El Movimiento de Profesionales Católicos de Barcelona ha iniciado el curso 2018- 19 con una sesión inaugural sobre los «Ejercicios Espirituales en la vida cotidiana». El encuentro tuvo lugar en la Iglesia de Sant Pau del Camp, con la participación del obispo auxiliar de Barcelona, Mons. Sergi Gordo y del consiliario de la entidad Mn. Josep Maria Turull.
Anna Vil·là responsable del movimiento abrió el encuentro dando la bienvenida y exponiendo como los ejercicios espirituales suponen una herramienta para aquel que quiere prestar atención a sus pasos o encarar su futuro.

Frutos del encuentro con Dios
Las encargadas de conducir la sesión sobre los ejercicios espirituales fueron Llum Delàs y Montse Subirana, que hablaron desde su testimonio. Según expusieron, «dedicar un momento del día a orar con Jesús nos lleva a descubrir una nueva intimidad con Dios; a aceptar las mismas limitaciones; a ser conscientes de que no estamos solos y nos da criterios de discernimiento».
Llum Delàs comentó como los actores que toman parte en los ejercicios, tanto el que los conduce como el que los practica, en un principio mantenían una cierta distancia. A lo largo del tiempo, los dos han tomado el mismo rol de «aprendices de Jesús». «Somos los dos que poniéndonos en esta dinámica estamos haciendo camino hacia una conversión muy profunda», dijo.
No es fácil pero crea adicción
«No es fácil», exponía Subirana cuando explicaba la experiencia de abrirse en confianza a Dios.

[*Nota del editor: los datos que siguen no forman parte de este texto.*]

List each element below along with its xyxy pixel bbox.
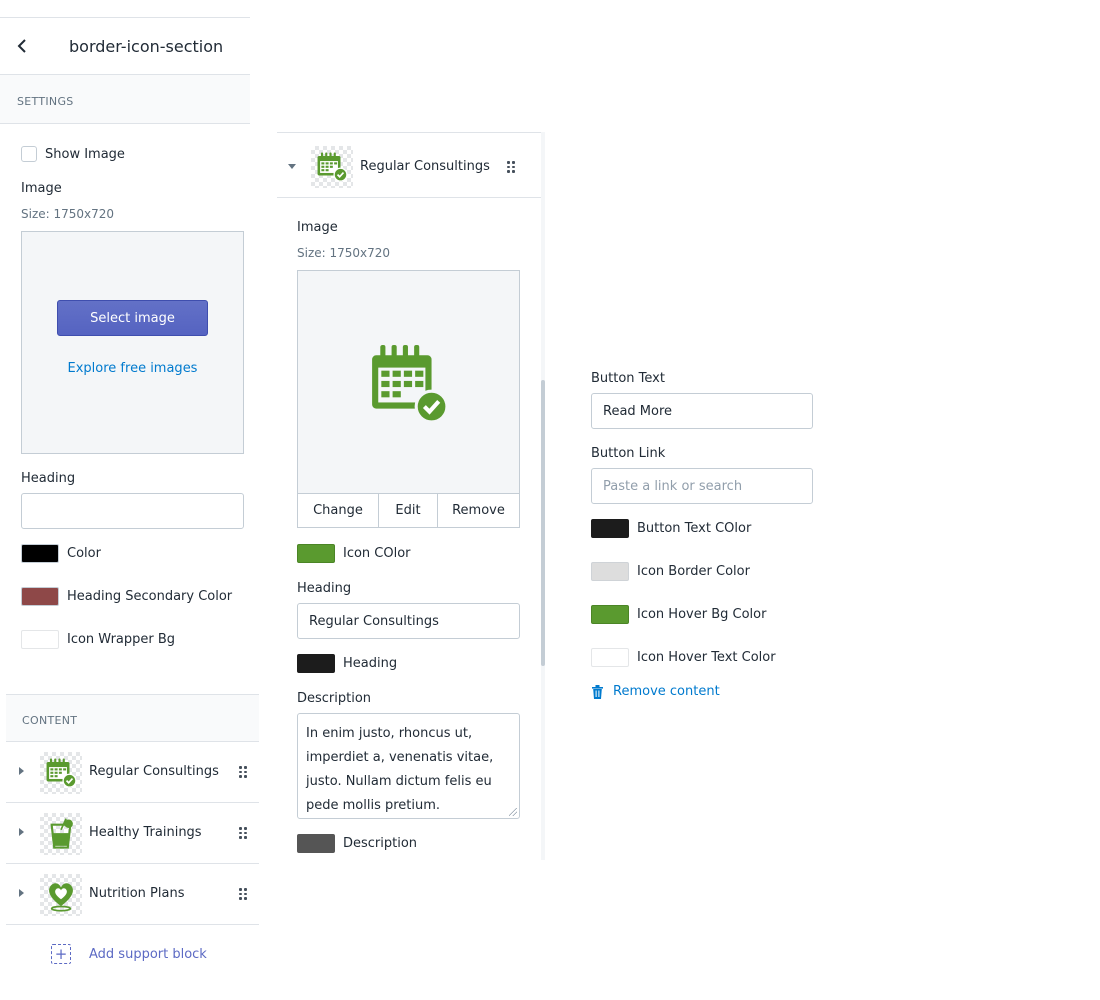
color-swatch[interactable]	[21, 544, 59, 563]
heading-label: Heading	[21, 471, 76, 486]
image-actions: Change Edit Remove	[297, 493, 520, 528]
icon-hover-text-color-swatch[interactable]	[591, 648, 629, 667]
collapse-caret-icon[interactable]	[288, 164, 296, 169]
icon-hover-bg-color-swatch[interactable]	[591, 605, 629, 624]
icon-color-setting[interactable]: Icon COlor	[297, 544, 411, 563]
back-button[interactable]	[12, 36, 32, 56]
content-caption: CONTENT	[22, 714, 78, 727]
edit-image-button[interactable]: Edit	[379, 494, 438, 527]
icon-wrapper-bg-label: Icon Wrapper Bg	[67, 632, 176, 647]
description-color-setting[interactable]: Description	[297, 834, 417, 853]
heading-secondary-color-setting[interactable]: Heading Secondary Color	[21, 587, 232, 606]
icon-border-color-setting[interactable]: Icon Border Color	[591, 562, 750, 581]
heading-secondary-color-swatch[interactable]	[21, 587, 59, 606]
button-text-input[interactable]: Read More	[591, 393, 813, 429]
expand-caret-icon[interactable]	[19, 767, 24, 775]
heading-color-swatch[interactable]	[297, 654, 335, 673]
icon-hover-bg-color-setting[interactable]: Icon Hover Bg Color	[591, 605, 766, 624]
block-item-regular-consultings[interactable]: Regular Consultings	[6, 742, 259, 803]
heart-location-icon	[40, 874, 82, 916]
page-title: border-icon-section	[69, 37, 224, 56]
icon-hover-text-color-setting[interactable]: Icon Hover Text Color	[591, 648, 776, 667]
show-image-label: Show Image	[45, 146, 125, 162]
heading-secondary-color-label: Heading Secondary Color	[67, 589, 233, 604]
panel-header: border-icon-section	[0, 17, 250, 75]
block-image-size-hint: Size: 1750x720	[297, 246, 391, 260]
description-color-label: Description	[343, 836, 418, 851]
description-textarea[interactable]: In enim justo, rhoncus ut, imperdiet a, …	[297, 713, 520, 819]
expand-caret-icon[interactable]	[19, 889, 24, 897]
block-item-label: Regular Consultings	[89, 764, 219, 779]
button-link-input[interactable]: Paste a link or search	[591, 468, 813, 504]
block-item-healthy-trainings[interactable]: Healthy Trainings	[6, 803, 259, 864]
settings-caption: SETTINGS	[17, 95, 74, 108]
heading-color-label: Heading	[343, 656, 398, 671]
remove-content-label: Remove content	[613, 684, 720, 699]
content-section-header: CONTENT	[6, 694, 259, 742]
drag-handle-icon[interactable]	[239, 827, 247, 839]
icon-wrapper-bg-setting[interactable]: Icon Wrapper Bg	[21, 630, 175, 649]
button-text-color-swatch[interactable]	[591, 519, 629, 538]
remove-image-button[interactable]: Remove	[438, 494, 519, 527]
resize-grip-icon[interactable]	[509, 808, 517, 816]
block-editor-header[interactable]: Regular Consultings	[277, 132, 541, 198]
block-heading-input[interactable]: Regular Consultings	[297, 603, 520, 639]
description-text: In enim justo, rhoncus ut, imperdiet a, …	[306, 726, 494, 813]
explore-free-images-link[interactable]: Explore free images	[22, 361, 243, 376]
drink-glass-icon	[40, 813, 82, 855]
button-text-label: Button Text	[591, 371, 665, 386]
icon-hover-text-color-label: Icon Hover Text Color	[637, 650, 776, 665]
description-label: Description	[297, 691, 372, 706]
button-text-color-setting[interactable]: Button Text COlor	[591, 519, 751, 538]
chevron-left-icon	[17, 39, 26, 53]
button-text-color-label: Button Text COlor	[637, 521, 752, 536]
block-image-preview	[297, 270, 520, 494]
image-size-hint: Size: 1750x720	[21, 207, 115, 221]
color-setting[interactable]: Color	[21, 544, 101, 563]
image-label: Image	[21, 181, 62, 196]
icon-color-label: Icon COlor	[343, 546, 411, 561]
icon-border-color-swatch[interactable]	[591, 562, 629, 581]
block-item-label: Nutrition Plans	[89, 886, 185, 901]
block-editor-title: Regular Consultings	[360, 159, 490, 174]
drag-handle-icon[interactable]	[239, 888, 247, 900]
description-color-swatch[interactable]	[297, 834, 335, 853]
color-label: Color	[67, 546, 101, 561]
heading-input[interactable]	[21, 493, 244, 529]
show-image-option[interactable]: Show Image	[21, 146, 125, 162]
block-image-label: Image	[297, 220, 338, 235]
icon-wrapper-bg-swatch[interactable]	[21, 630, 59, 649]
remove-content-button[interactable]: Remove content	[591, 684, 720, 699]
block-item-nutrition-plans[interactable]: Nutrition Plans	[6, 864, 259, 925]
change-image-button[interactable]: Change	[298, 494, 379, 527]
drag-handle-icon[interactable]	[239, 766, 247, 778]
icon-hover-bg-color-label: Icon Hover Bg Color	[637, 607, 767, 622]
drag-handle-icon[interactable]	[507, 161, 515, 173]
expand-caret-icon[interactable]	[19, 828, 24, 836]
calendar-check-icon	[40, 752, 82, 794]
section-settings-panel: border-icon-section SETTINGS	[0, 17, 250, 124]
calendar-check-icon	[372, 345, 449, 424]
calendar-check-icon	[311, 146, 353, 188]
add-block-icon: +	[51, 944, 71, 964]
icon-color-swatch[interactable]	[297, 544, 335, 563]
block-heading-label: Heading	[297, 581, 352, 596]
icon-border-color-label: Icon Border Color	[637, 564, 750, 579]
settings-section-header: SETTINGS	[0, 75, 250, 124]
block-item-label: Healthy Trainings	[89, 825, 202, 840]
trash-icon	[592, 684, 603, 699]
scrollbar-thumb[interactable]	[541, 380, 545, 666]
image-picker: Select image Explore free images	[21, 231, 244, 454]
add-block-label: Add support block	[89, 946, 207, 962]
show-image-checkbox[interactable]	[21, 146, 37, 162]
select-image-button[interactable]: Select image	[57, 300, 208, 336]
heading-color-setting[interactable]: Heading	[297, 654, 397, 673]
button-link-label: Button Link	[591, 446, 666, 461]
add-block-button[interactable]: + Add support block	[51, 944, 207, 964]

Ahora bien – continuaba-, «aguantas lo que aguantas pero la recomendación es: ponerse delante de Dios». Desde su punto de vista, explicaba como, dedicar este momento de oración diario, «integra todo el mundo emocional, las soluciones y como optamos a las diferentes opciones de nuestra vida».

A través de este proceso de oración, destacaron como, poco a poco, «descubres la magia de los ejercicios». «Un Dios que se comunica y consigue transformarnos, en tanto que le dejamos hacer», añadía. Por otra parte, Delàs añadió como este rato de conectar con Él, en un principio puede costar, pero a la larga, lo acabamos priorizando hasta el punto que nos crea una «adicción».
Instrumentos del Señor
Después de la sesión sobre los ejercicios espirituales todos juntos celebraron la Eucaristía con el obispo Sergi Gordo que presidía. En el momento de la homilía, recalcó como «nosotros no hacemos ejercicios para autocontemplarnos, sino para dejar que Jesús sea el protagonista». Según expuso el obispo, un momento de oración diario, nos ayuda a descubrir que «somos instrumentos en manos de Dios que irradia la luz del Evangelio a través de nosotros».